Pedalling To Stand Still

Feels like I'm standing still today. Blood was 6.2, so relatively high. It occurs to me that I said, back in the day, that I wanted to go swimming. Thing is, I found out the lie of that in Croatia. There was a pool, and one afternoon, I got some time to lie beside it in a T-shirt and shorts. I went out with the intention of slipping off the shirt and dipping in and doing some proper swimming, but when it came to it, I couldn't do it. I was paralysed with self-consciousness, even though it's important to remember this was a pool full of ageing, leathery Croatian man-breasts. Just couldn't do it. So the chances of me doing it in a British public pool, potentially filled with yobbish British teenagers, is practically nil. So I guess I have to be realistic on that. And on the other hand, I have a box of weights that I've never opened. That, I think, needs to change, because I feel in danger of slipping back further next week, and that will really piss me off, to have come so close to the stone barrier, and then be dragged back in a wave of of flusteration.

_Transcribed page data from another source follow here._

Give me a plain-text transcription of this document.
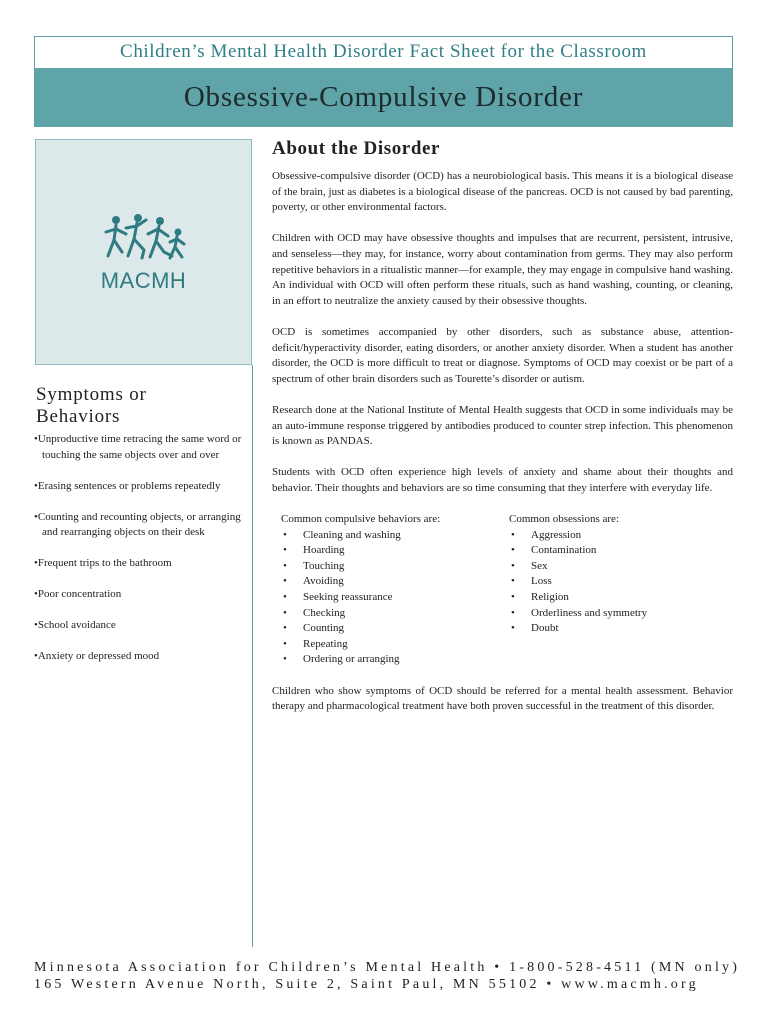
Children’s Mental Health Disorder Fact Sheet for the Classroom
Obsessive-Compulsive Disorder
MACMH
Symptoms or Behaviors
• Unproductive time retracing the same word or touching the same objects over and over
• Erasing sentences or problems repeatedly
• Counting and recounting objects, or arranging and rearranging objects on their desk
• Frequent trips to the bathroom
• Poor concentration
• School avoidance
• Anxiety or depressed mood
About the Disorder

Obsessive-compulsive disorder (OCD) has a neurobiological basis. This means it is a biological disease of the brain, just as diabetes is a biological disease of the pancreas. OCD is not caused by bad parenting, poverty, or other environmental factors.

Children with OCD may have obsessive thoughts and impulses that are recurrent, persistent, intrusive, and senseless—they may, for instance, worry about contamination from germs. They may also perform repetitive behaviors in a ritualistic manner—for example, they may engage in compulsive hand washing. An individual with OCD will often perform these rituals, such as hand washing, counting, or cleaning, in an effort to neutralize the anxiety caused by their obsessive thoughts.

OCD is sometimes accompanied by other disorders, such as substance abuse, attention-deficit/hyperactivity disorder, eating disorders, or another anxiety disorder. When a student has another disorder, the OCD is more difficult to treat or diagnose. Symptoms of OCD may coexist or be part of a spectrum of other brain disorders such as Tourette’s disorder or autism.

Research done at the National Institute of Mental Health suggests that OCD in some individuals may be an auto-immune response triggered by antibodies produced to counter strep infection. This phenomenon is known as PANDAS.

Students with OCD often experience high levels of anxiety and shame about their thoughts and behavior. Their thoughts and behaviors are so time consuming that they interfere with everyday life.

Common compulsive behaviors are:
• Cleaning and washing
• Hoarding
• Touching
• Avoiding
• Seeking reassurance
• Checking
• Counting
• Repeating
• Ordering or arranging
Common obsessions are:
• Aggression
• Contamination
• Sex
• Loss
• Religion
• Orderliness and symmetry
• Doubt

Children who show symptoms of OCD should be referred for a mental health assessment. Behavior therapy and pharmacological treatment have both proven successful in the treatment of this disorder.

Minnesota Association for Children’s Mental Health • 1-800-528-4511 (MN only)
165 Western Avenue North, Suite 2, Saint Paul, MN 55102 • www.macmh.org
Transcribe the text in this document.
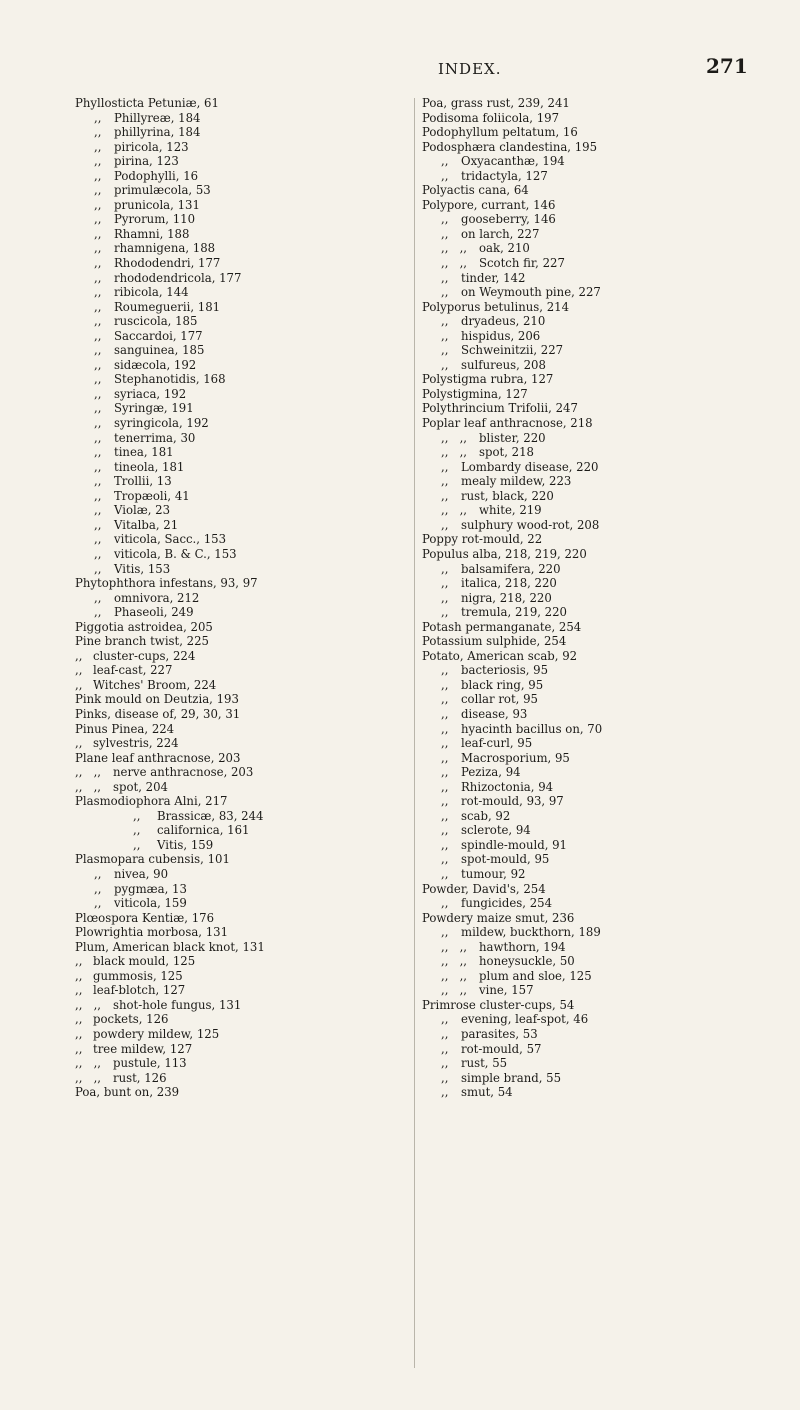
INDEX.	271
Phyllosticta Petuniæ, 61
,, Phillyreæ, 184
,, phillyrina, 184
,, piricola, 123
,, pirina, 123
,, Podophylli, 16
,, primulæcola, 53
,, prunicola, 131
,, Pyrorum, 110
,, Rhamni, 188
,, rhamnigena, 188
,, Rhododendri, 177
,, rhododendricola, 177
,, ribicola, 144
,, Roumeguerii, 181
,, ruscicola, 185
,, Saccardoi, 177
,, sanguinea, 185
,, sidæcola, 192
,, Stephanotidis, 168
,, syriaca, 192
,, Syringæ, 191
,, syringicola, 192
,, tenerrima, 30
,, tinea, 181
,, tineola, 181
,, Trollii, 13
,, Tropæoli, 41
,, Violæ, 23
,, Vitalba, 21
,, viticola, Sacc., 153
,, viticola, B. & C., 153
,, Vitis, 153
Phytophthora infestans, 93, 97
,, omnivora, 212
,, Phaseoli, 249
Piggotia astroidea, 205
Pine branch twist, 225
,, cluster-cups, 224
,, leaf-cast, 227
,, Witches' Broom, 224
Pink mould on Deutzia, 193
Pinks, disease of, 29, 30, 31
Pinus Pinea, 224
,, sylvestris, 224
Plane leaf anthracnose, 203
,,   ,, nerve anthracnose, 203
,,   ,, spot, 204
Plasmodiophora Alni, 217
,, Brassicæ, 83, 244
,, californica, 161
,, Vitis, 159
Plasmopara cubensis, 101
,, nivea, 90
,, pygmæa, 13
,, viticola, 159
Plœospora Kentiæ, 176
Plowrightia morbosa, 131
Plum, American black knot, 131
,, black mould, 125
,, gummosis, 125
,, leaf-blotch, 127
,,   ,, shot-hole fungus, 131
,, pockets, 126
,, powdery mildew, 125
,, tree mildew, 127
,,   ,, pustule, 113
,,   ,, rust, 126
Poa, bunt on, 239
Poa, grass rust, 239, 241
Podisoma foliicola, 197
Podophyllum peltatum, 16
Podosphæra clandestina, 195
,, Oxyacanthæ, 194
,, tridactyla, 127
Polyactis cana, 64
Polypore, currant, 146
,, gooseberry, 146
,, on larch, 227
,,   ,, oak, 210
,,   ,, Scotch fir, 227
,, tinder, 142
,, on Weymouth pine, 227
Polyporus betulinus, 214
,, dryadeus, 210
,, hispidus, 206
,, Schweinitzii, 227
,, sulfureus, 208
Polystigma rubra, 127
Polystigmina, 127
Polythrincium Trifolii, 247
Poplar leaf anthracnose, 218
,,   ,, blister, 220
,,   ,, spot, 218
,, Lombardy disease, 220
,, mealy mildew, 223
,, rust, black, 220
,,   ,, white, 219
,, sulphury wood-rot, 208
Poppy rot-mould, 22
Populus alba, 218, 219, 220
,, balsamifera, 220
,, italica, 218, 220
,, nigra, 218, 220
,, tremula, 219, 220
Potash permanganate, 254
Potassium sulphide, 254
Potato, American scab, 92
,, bacteriosis, 95
,, black ring, 95
,, collar rot, 95
,, disease, 93
,, hyacinth bacillus on, 70
,, leaf-curl, 95
,, Macrosporium, 95
,, Peziza, 94
,, Rhizoctonia, 94
,, rot-mould, 93, 97
,, scab, 92
,, sclerote, 94
,, spindle-mould, 91
,, spot-mould, 95
,, tumour, 92
Powder, David's, 254
,, fungicides, 254
Powdery maize smut, 236
,, mildew, buckthorn, 189
,,   ,, hawthorn, 194
,,   ,, honeysuckle, 50
,,   ,, plum and sloe, 125
,,   ,, vine, 157
Primrose cluster-cups, 54
,, evening, leaf-spot, 46
,, parasites, 53
,, rot-mould, 57
,, rust, 55
,, simple brand, 55
,, smut, 54
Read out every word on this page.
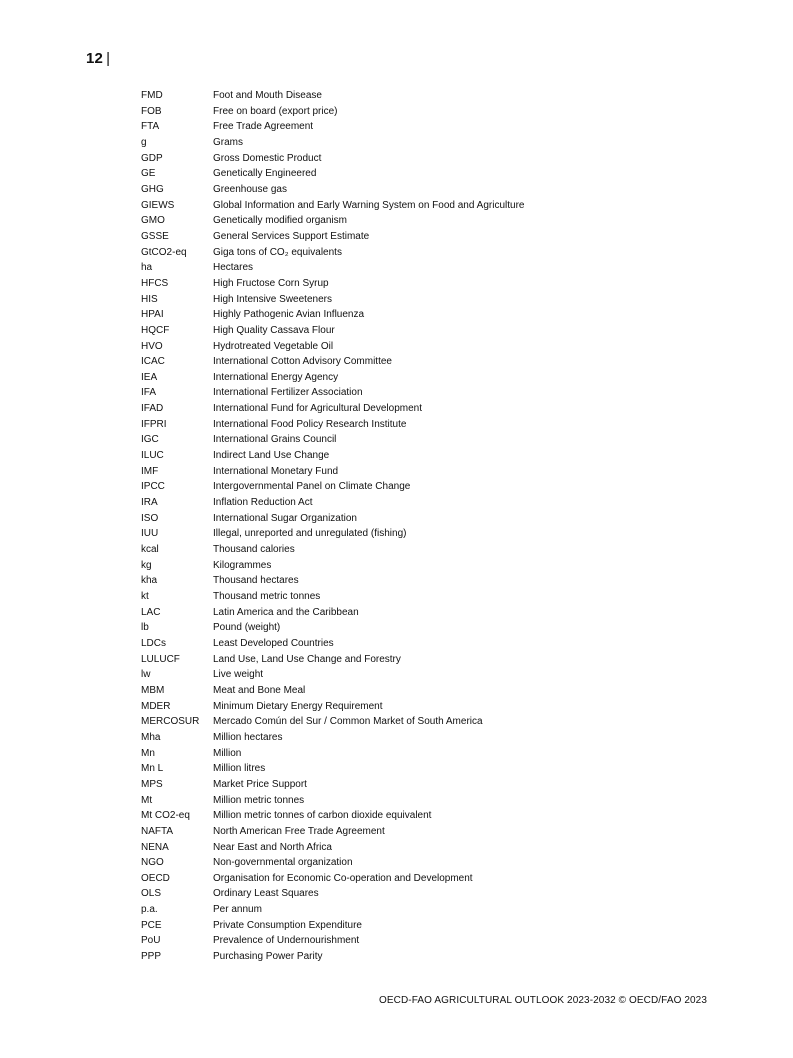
12 |
FMD	Foot and Mouth Disease
FOB	Free on board (export price)
FTA	Free Trade Agreement
g	Grams
GDP	Gross Domestic Product
GE	Genetically Engineered
GHG	Greenhouse gas
GIEWS	Global Information and Early Warning System on Food and Agriculture
GMO	Genetically modified organism
GSSE	General Services Support Estimate
GtCO2-eq	Giga tons of CO₂ equivalents
ha	Hectares
HFCS	High Fructose Corn Syrup
HIS	High Intensive Sweeteners
HPAI	Highly Pathogenic Avian Influenza
HQCF	High Quality Cassava Flour
HVO	Hydrotreated Vegetable Oil
ICAC	International Cotton Advisory Committee
IEA	International Energy Agency
IFA	International Fertilizer Association
IFAD	International Fund for Agricultural Development
IFPRI	International Food Policy Research Institute
IGC	International Grains Council
ILUC	Indirect Land Use Change
IMF	International Monetary Fund
IPCC	Intergovernmental Panel on Climate Change
IRA	Inflation Reduction Act
ISO	International Sugar Organization
IUU	Illegal, unreported and unregulated (fishing)
kcal	Thousand calories
kg	Kilogrammes
kha	Thousand hectares
kt	Thousand metric tonnes
LAC	Latin America and the Caribbean
lb	Pound (weight)
LDCs	Least Developed Countries
LULUCF	Land Use, Land Use Change and Forestry
lw	Live weight
MBM	Meat and Bone Meal
MDER	Minimum Dietary Energy Requirement
MERCOSUR	Mercado Común del Sur / Common Market of South America
Mha	Million hectares
Mn	Million
Mn L	Million litres
MPS	Market Price Support
Mt	Million metric tonnes
Mt CO2-eq	Million metric tonnes of carbon dioxide equivalent
NAFTA	North American Free Trade Agreement
NENA	Near East and North Africa
NGO	Non-governmental organization
OECD	Organisation for Economic Co-operation and Development
OLS	Ordinary Least Squares
p.a.	Per annum
PCE	Private Consumption Expenditure
PoU	Prevalence of Undernourishment
PPP	Purchasing Power Parity
OECD-FAO AGRICULTURAL OUTLOOK 2023-2032 © OECD/FAO 2023
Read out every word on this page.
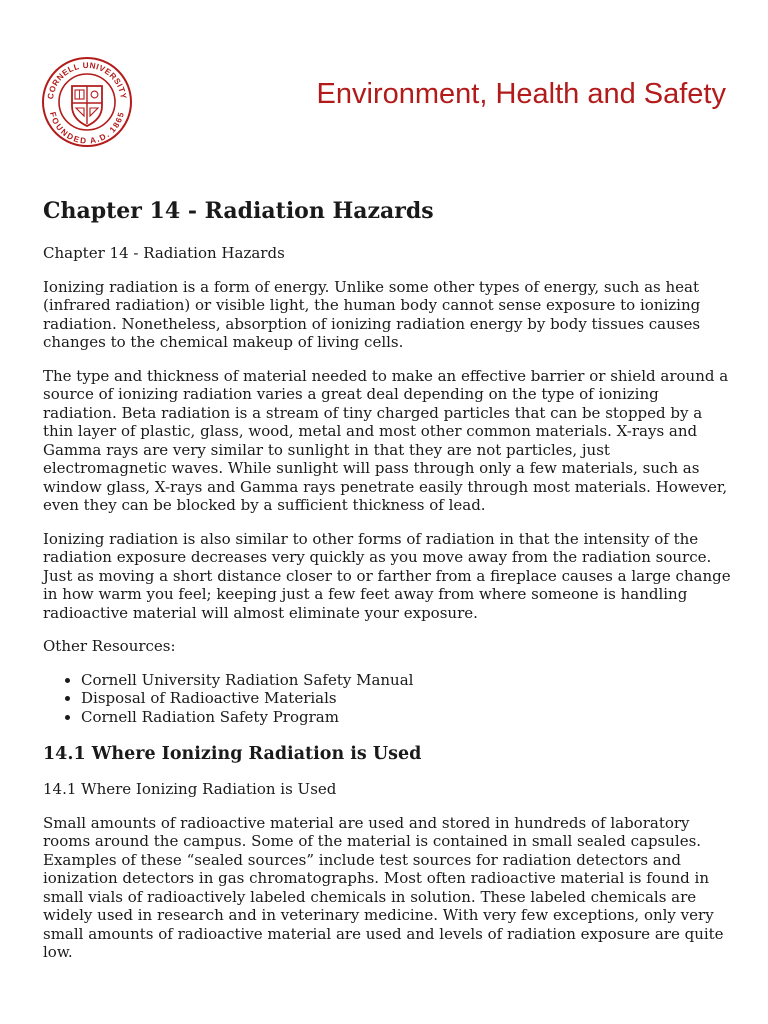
CORNELL UNIVERSITY
FOUNDED A.D. 1865
Environment, Health and Safety
Chapter 14 - Radiation Hazards

Chapter 14 - Radiation Hazards

Ionizing radiation is a form of energy. Unlike some other types of energy, such as heat (infrared radiation) or visible light, the human body cannot sense exposure to ionizing radiation. Nonetheless, absorption of ionizing radiation energy by body tissues causes changes to the chemical makeup of living cells.

The type and thickness of material needed to make an effective barrier or shield around a source of ionizing radiation varies a great deal depending on the type of ionizing radiation. Beta radiation is a stream of tiny charged particles that can be stopped by a thin layer of plastic, glass, wood, metal and most other common materials. X-rays and Gamma rays are very similar to sunlight in that they are not particles, just electromagnetic waves. While sunlight will pass through only a few materials, such as window glass, X-rays and Gamma rays penetrate easily through most materials. However, even they can be blocked by a sufficient thickness of lead.

Ionizing radiation is also similar to other forms of radiation in that the intensity of the radiation exposure decreases very quickly as you move away from the radiation source. Just as moving a short distance closer to or farther from a fireplace causes a large change in how warm you feel; keeping just a few feet away from where someone is handling radioactive material will almost eliminate your exposure.

Other Resources:

• Cornell University Radiation Safety Manual
• Disposal of Radioactive Materials
• Cornell Radiation Safety Program
14.1 Where Ionizing Radiation is Used

14.1 Where Ionizing Radiation is Used

Small amounts of radioactive material are used and stored in hundreds of laboratory rooms around the campus. Some of the material is contained in small sealed capsules. Examples of these “sealed sources” include test sources for radiation detectors and ionization detectors in gas chromatographs. Most often radioactive material is found in small vials of radioactively labeled chemicals in solution. These labeled chemicals are widely used in research and in veterinary medicine. With very few exceptions, only very small amounts of radioactive material are used and levels of radiation exposure are quite low.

If anybody's following the fate of Composto, he's been vanquished - this time - by the Dynamic Duo of Captain Draino and GreaseBoy. But he's not gone for good, he's stuck in his Colonic Cave, plotting his revenge, and he'll be back.

Came home tonight, turned the bike up to level 7, and did ten miles. Desperation measure, frankly, to make up for three fairly hefty, gorgeous carby meals today. I'm not about to go down the route of panicky madness that feels guilty about every mouthful retrospectively. I wanted it, I ate it, I enjoyed it, I'm moving on. Instead of that, I'm gonna break out the weights tomorrow (possibly in the morning, if I can screw my head on right that early), to add a new dimension to the regime, and try to push forward, rather than being dragged back by carbohydrate and despondency.

Meanwhile, there's important snoring to be done, so you'll have to excuse me.